The xenophobic attacks in South Africa did not catch only Jacob Zuma off guard. It also did so for the Ghanaian government which has so far only managed to issue temper-calming statements, depending upon which latest development makes the media landscape.
With the ilk of Hannah Tetteh leading the charge in this direction, it is unsurprising that these statements have largely been taken with a pinch of salt.
The New Patriotic Party's (NPP's) reaction to what the party has described as meek response to the mayhem in that country from government is not only timely but descriptive of the level of concern exhibited so far by the authorities.
We consider the response of government as uncoordinated and lacking any assurance about a Plan B, should evacuation be the best option.
The Ghanaian envoy in that country is posting a picture of his compatriots not too enthused about returning home. We doubt if that is the true reflection of the situation because Ghanaians in South Africa would prefer returning home to dumsor-laden Ghana to staying in a place where Zulu spears wait to pierce their bodies.

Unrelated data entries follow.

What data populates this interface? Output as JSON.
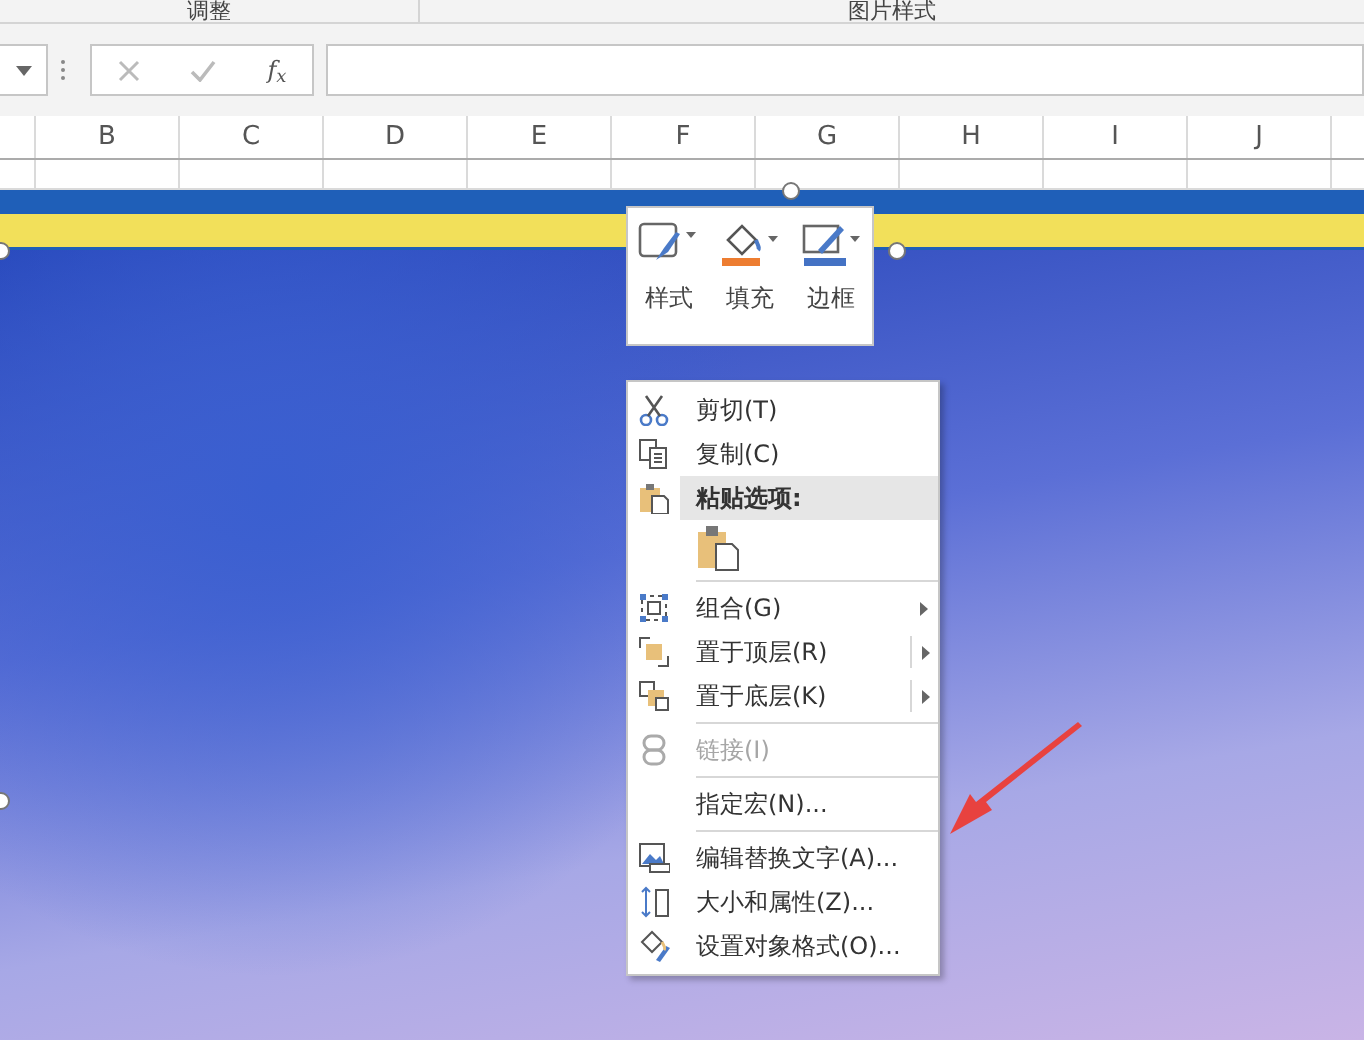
{
  "ribbon_groups": [
    "调整",
    "图片样式"
  ],
  "formula_bar": {
    "function_label": "f$_{x}$"
  },
  "columns": [
    "B",
    "C",
    "D",
    "E",
    "F",
    "G",
    "H",
    "I",
    "J"
  ],
  "mini_toolbar": [
    {
      "label": "样式",
      "kind": "style"
    },
    {
      "label": "填充",
      "kind": "fill",
      "color": "#ed7d31"
    },
    {
      "label": "边框",
      "kind": "outline",
      "color": "#4472c4"
    }
  ],
  "context_menu": [
    {
      "kind": "item",
      "label": "剪切(T)",
      "disabled": false,
      "submenu": false
    },
    {
      "kind": "item",
      "label": "复制(C)",
      "disabled": false,
      "submenu": false
    },
    {
      "kind": "header",
      "label": "粘贴选项:"
    },
    {
      "kind": "paste"
    },
    {
      "kind": "separator"
    },
    {
      "kind": "item",
      "label": "组合(G)",
      "disabled": false,
      "submenu": true
    },
    {
      "kind": "item",
      "label": "置于顶层(R)",
      "disabled": false,
      "submenu": true
    },
    {
      "kind": "item",
      "label": "置于底层(K)",
      "disabled": false,
      "submenu": true
    },
    {
      "kind": "separator"
    },
    {
      "kind": "item",
      "label": "链接(I)",
      "disabled": true,
      "submenu": false
    },
    {
      "kind": "separator"
    },
    {
      "kind": "item",
      "label": "指定宏(N)...",
      "disabled": false,
      "submenu": false
    },
    {
      "kind": "separator"
    },
    {
      "kind": "item",
      "label": "编辑替换文字(A)...",
      "disabled": false,
      "submenu": false
    },
    {
      "kind": "item",
      "label": "大小和属性(Z)...",
      "disabled": false,
      "submenu": false
    },
    {
      "kind": "item",
      "label": "设置对象格式(O)...",
      "disabled": false,
      "submenu": false
    }
  ]
}
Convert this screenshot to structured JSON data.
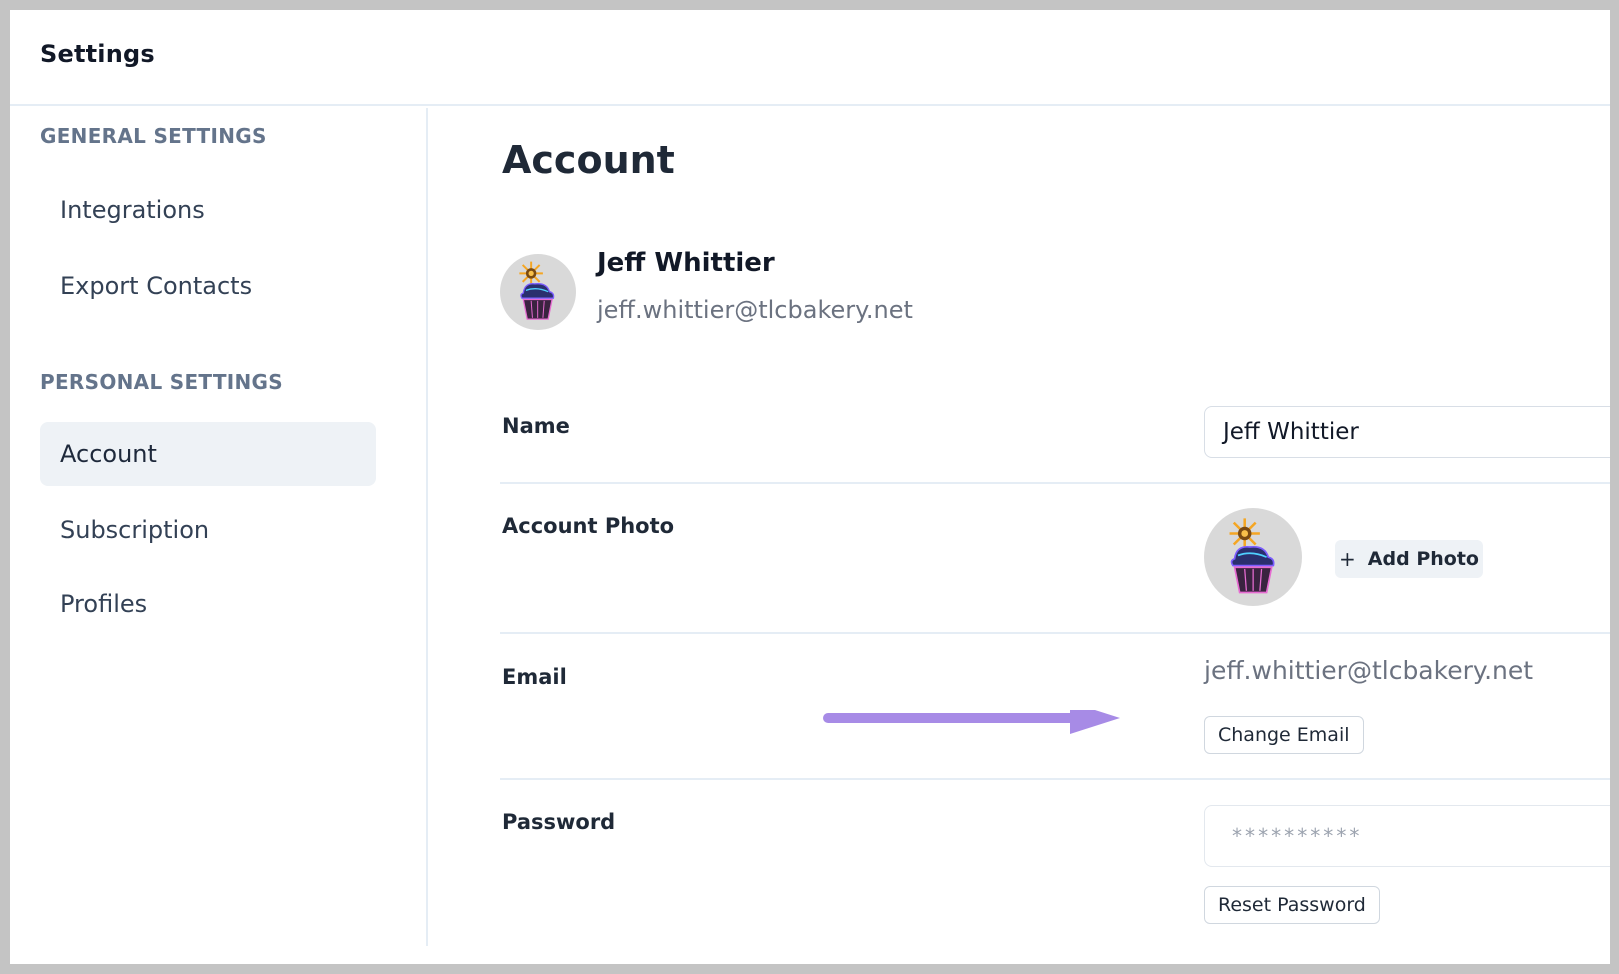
{
  "app": {
    "title": "Settings"
  },
  "sidebar": {
    "general_heading": "GENERAL SETTINGS",
    "general_items": [
      {
        "label": "Integrations"
      },
      {
        "label": "Export Contacts"
      }
    ],
    "personal_heading": "PERSONAL SETTINGS",
    "personal_items": [
      {
        "label": "Account",
        "active": true
      },
      {
        "label": "Subscription"
      },
      {
        "label": "Profiles"
      }
    ]
  },
  "main": {
    "title": "Account",
    "profile": {
      "name": "Jeff Whittier",
      "email": "jeff.whittier@tlcbakery.net",
      "avatar_icon": "cupcake-avatar"
    },
    "fields": {
      "name": {
        "label": "Name",
        "value": "Jeff Whittier"
      },
      "photo": {
        "label": "Account Photo",
        "add_label": "Add Photo",
        "add_icon": "plus-icon"
      },
      "email": {
        "label": "Email",
        "value": "jeff.whittier@tlcbakery.net",
        "button": "Change Email"
      },
      "password": {
        "label": "Password",
        "value": "**********",
        "button": "Reset Password"
      }
    }
  },
  "colors": {
    "accent_arrow": "#a78be6",
    "active_nav_bg": "#eef2f6",
    "section_heading": "#64748b"
  }
}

At a time when the public kitty is exhausted and under the control of the IMF somewhat, encouraging a mass evacuation could be harmful to government's fiscal situation at this time.
Government has so far preferred to be on the periphery, not wanting to offend the sensibilities of their South African counterparts.

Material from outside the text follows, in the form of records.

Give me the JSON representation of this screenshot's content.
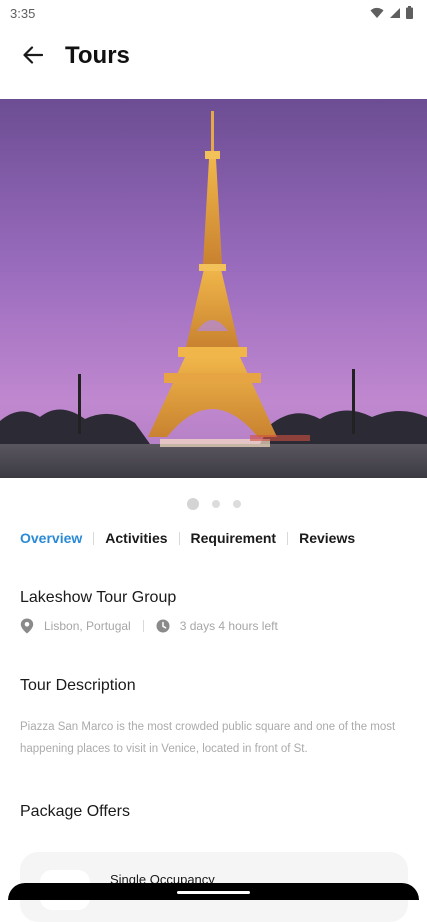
{
  "status_bar": {
    "time": "3:35",
    "icons": [
      "wifi-icon",
      "signal-icon",
      "battery-icon"
    ]
  },
  "app_bar": {
    "back_icon": "arrow-left-icon",
    "title": "Tours"
  },
  "hero": {
    "image": "eiffel-tower-at-dusk",
    "carousel": {
      "total": 3,
      "active": 1
    }
  },
  "tabs": [
    {
      "label": "Overview",
      "active": true
    },
    {
      "label": "Activities",
      "active": false
    },
    {
      "label": "Requirement",
      "active": false
    },
    {
      "label": "Reviews",
      "active": false
    }
  ],
  "tour": {
    "name": "Lakeshow Tour Group",
    "location": "Lisbon, Portugal",
    "time_left": "3 days 4 hours left",
    "location_icon": "map-pin-icon",
    "time_icon": "clock-icon"
  },
  "description": {
    "title": "Tour Description",
    "text": "Piazza San Marco is the most crowded public square and one of the most happening places to visit in Venice, located in front of St."
  },
  "packages": {
    "title": "Package Offers",
    "items": [
      {
        "label": "Single Occupancy"
      }
    ]
  },
  "colors": {
    "accent": "#2a8ad6",
    "text": "#1a1a1a",
    "muted": "#ababab",
    "card_bg": "#f5f5f5"
  }
}
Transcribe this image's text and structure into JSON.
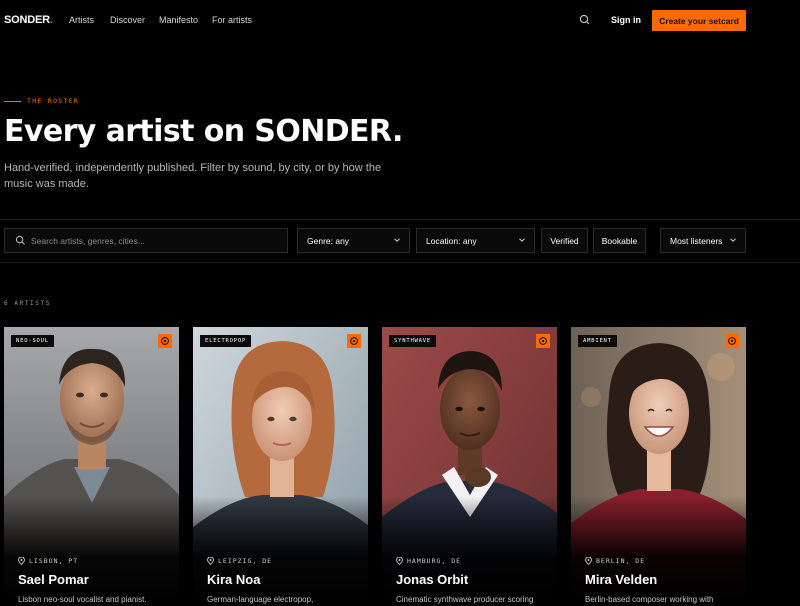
{
  "nav": {
    "logo_text": "SONDER",
    "logo_dot": ".",
    "links": [
      "Artists",
      "Discover",
      "Manifesto",
      "For artists"
    ],
    "sign_in": "Sign in",
    "cta": "Create your setcard",
    "search_icon": "search-icon"
  },
  "hero": {
    "eyebrow": "THE ROSTER",
    "title": "Every artist on SONDER.",
    "subtitle": "Hand-verified, independently published. Filter by sound, by city, or by how the music was made."
  },
  "filters": {
    "search_placeholder": "Search artists, genres, cities...",
    "genre": "Genre: any",
    "location": "Location: any",
    "verified": "Verified",
    "bookable": "Bookable",
    "sort": "Most listeners"
  },
  "results": {
    "count": "6 ARTISTS"
  },
  "artists": [
    {
      "tag": "NEO-SOUL",
      "location": "LISBON, PT",
      "name": "Sael Pomar",
      "desc": "Lisbon neo-soul vocalist and pianist."
    },
    {
      "tag": "ELECTROPOP",
      "location": "LEIPZIG, DE",
      "name": "Kira Noa",
      "desc": "German-language electropop,"
    },
    {
      "tag": "SYNTHWAVE",
      "location": "HAMBURG, DE",
      "name": "Jonas Orbit",
      "desc": "Cinematic synthwave producer scoring"
    },
    {
      "tag": "AMBIENT",
      "location": "BERLIN, DE",
      "name": "Mira Velden",
      "desc": "Berlin-based composer working with"
    }
  ],
  "colors": {
    "accent": "#ff6a00",
    "background": "#000000"
  }
}
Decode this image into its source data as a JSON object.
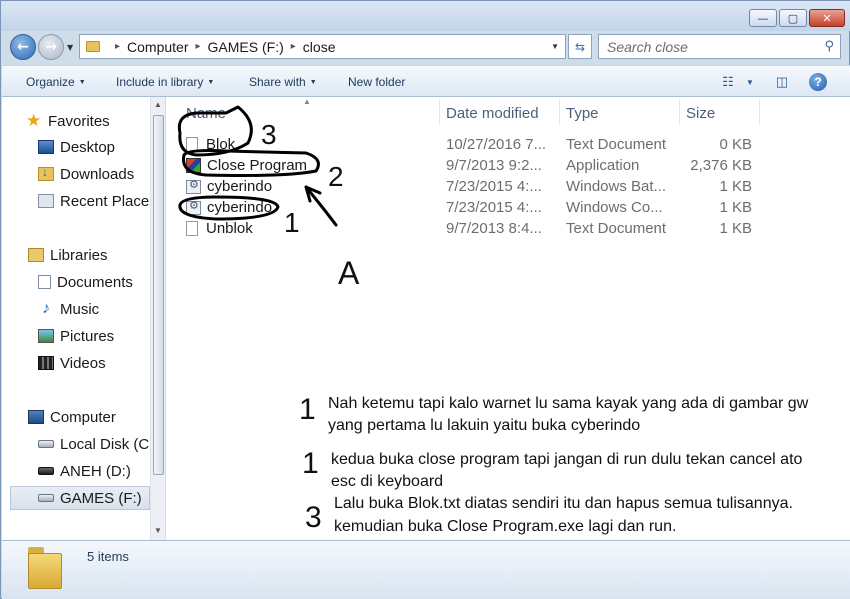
{
  "window": {
    "minimize_label": "—",
    "maximize_label": "▢",
    "close_label": "✕"
  },
  "address": {
    "path": [
      "Computer",
      "GAMES (F:)",
      "close"
    ],
    "back_label": "←",
    "forward_label": "→"
  },
  "search": {
    "placeholder": "Search close"
  },
  "toolbar": {
    "organize": "Organize",
    "include_in_library": "Include in library",
    "share_with": "Share with",
    "new_folder": "New folder"
  },
  "nav": {
    "favorites": {
      "header": "Favorites",
      "items": [
        "Desktop",
        "Downloads",
        "Recent Places"
      ]
    },
    "libraries": {
      "header": "Libraries",
      "items": [
        "Documents",
        "Music",
        "Pictures",
        "Videos"
      ]
    },
    "computer": {
      "header": "Computer",
      "items": [
        "Local Disk (C:)",
        "ANEH (D:)",
        "GAMES (F:)"
      ]
    },
    "selected": "GAMES (F:)"
  },
  "columns": {
    "name": "Name",
    "date_modified": "Date modified",
    "type": "Type",
    "size": "Size"
  },
  "files": [
    {
      "name": "Blok",
      "date": "10/27/2016 7...",
      "type": "Text Document",
      "size": "0 KB",
      "icon": "text-file-icon"
    },
    {
      "name": "Close Program",
      "date": "9/7/2013 9:2...",
      "type": "Application",
      "size": "2,376 KB",
      "icon": "application-icon"
    },
    {
      "name": "cyberindo",
      "date": "7/23/2015 4:...",
      "type": "Windows Bat...",
      "size": "1 KB",
      "icon": "batch-file-icon"
    },
    {
      "name": "cyberindo",
      "date": "7/23/2015 4:...",
      "type": "Windows Co...",
      "size": "1 KB",
      "icon": "batch-file-icon"
    },
    {
      "name": "Unblok",
      "date": "9/7/2013 8:4...",
      "type": "Text Document",
      "size": "1 KB",
      "icon": "text-file-icon"
    }
  ],
  "annotations": {
    "marks": [
      "3",
      "2",
      "1",
      "A"
    ],
    "notes": [
      {
        "number": "1",
        "lines": [
          "Nah ketemu tapi kalo warnet lu sama kayak yang ada di gambar gw",
          "yang pertama lu lakuin yaitu buka cyberindo"
        ]
      },
      {
        "number": "1",
        "lines": [
          "kedua buka close program tapi jangan di run dulu tekan cancel ato",
          "esc di keyboard"
        ]
      },
      {
        "number": "3",
        "lines": [
          "Lalu buka Blok.txt diatas sendiri itu dan hapus semua tulisannya.",
          "kemudian buka Close Program.exe lagi dan run."
        ]
      }
    ]
  },
  "status": {
    "item_count": "5 items"
  },
  "colors": {
    "accent": "#1e395b",
    "annotation_ink": "#000000"
  }
}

It is sad that government should dread stepping on the toes of their South African counterpart, preferring as it were, throwing dust into the eyes of Ghanaians rather by simulating a flurry of diplomatic activities towards protecting their citizens in that country.

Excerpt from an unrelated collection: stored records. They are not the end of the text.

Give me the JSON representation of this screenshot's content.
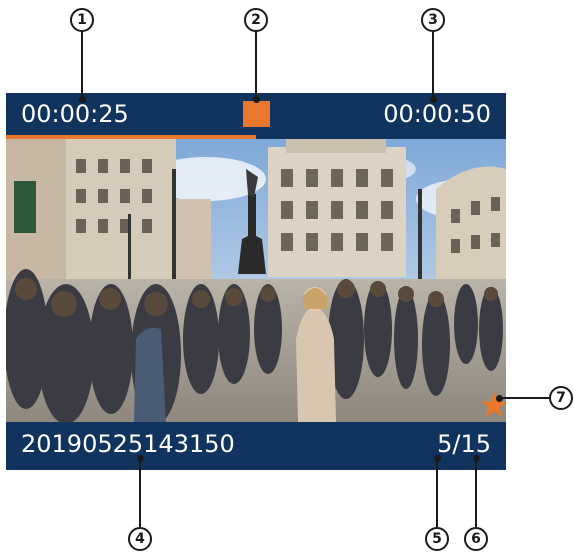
{
  "player": {
    "elapsed_time": "00:00:25",
    "total_time": "00:00:50",
    "progress": 0.5,
    "record_indicator_color": "#e9772d",
    "file_name": "20190525143150",
    "current_index": "5",
    "separator": "/",
    "total_count": "15",
    "favorite_icon": "star-icon",
    "favorite_color": "#e9772d",
    "bar_color": "#10345e"
  },
  "callouts": [
    "1",
    "2",
    "3",
    "4",
    "5",
    "6",
    "7"
  ]
}
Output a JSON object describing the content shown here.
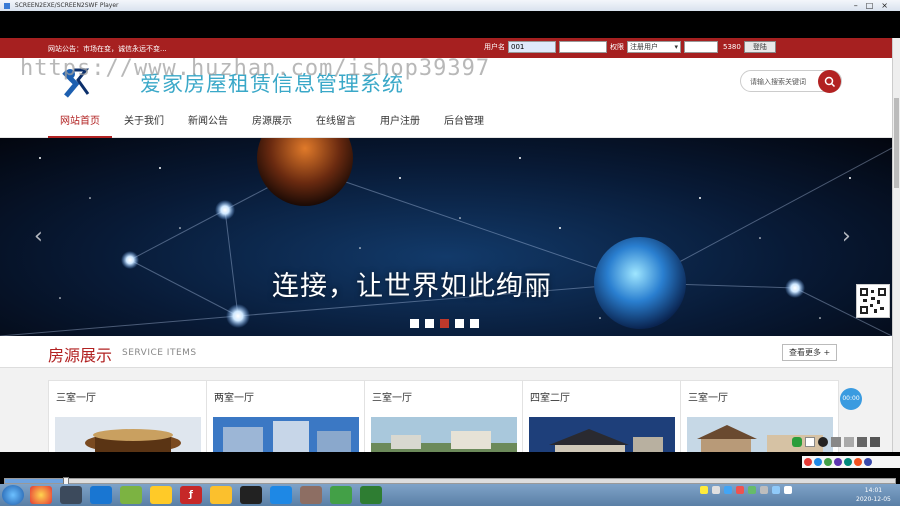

The South African High Commissioner to Ghana hosted a PR-intensive press conference a couple of days ago at which she downplayed the seriousness of, if you like, the worst xenophobic attack in post-apartheid South Africa. It could arguably pass for the worst in the history of the continent.
Although she assured Ghanaians that their compatriots are safe in her country, she failed to tell them how such safety is being ensured.
Her boss Jacob Zuma appears to have lost control of the country – a fact she would demur and which firebrand youth leader Malema has alluded to. His tribesman, Zulu King Goodswill, is one man he would not like to offend. That is why his reaction has been too little and too late.
We in Ghana would not go the way of South Africans by attacking their mission here. The South African envoy's disclosure that some persons attempted burning down the mission can only be an imagination or a wild dream.
We support the call by others that government should bare its teeth by taking certain diplomatic measures as Nigeria has done. Merely calling for the cessation of the attacks without condemning the weakness on the part of the South African government in the light of the mayhem is not enough.
The protection of the citizens of this country wherever they may find themselves is the primary responsibility of the government. We would therefore not brook any excuse when failings in that regard become glaring.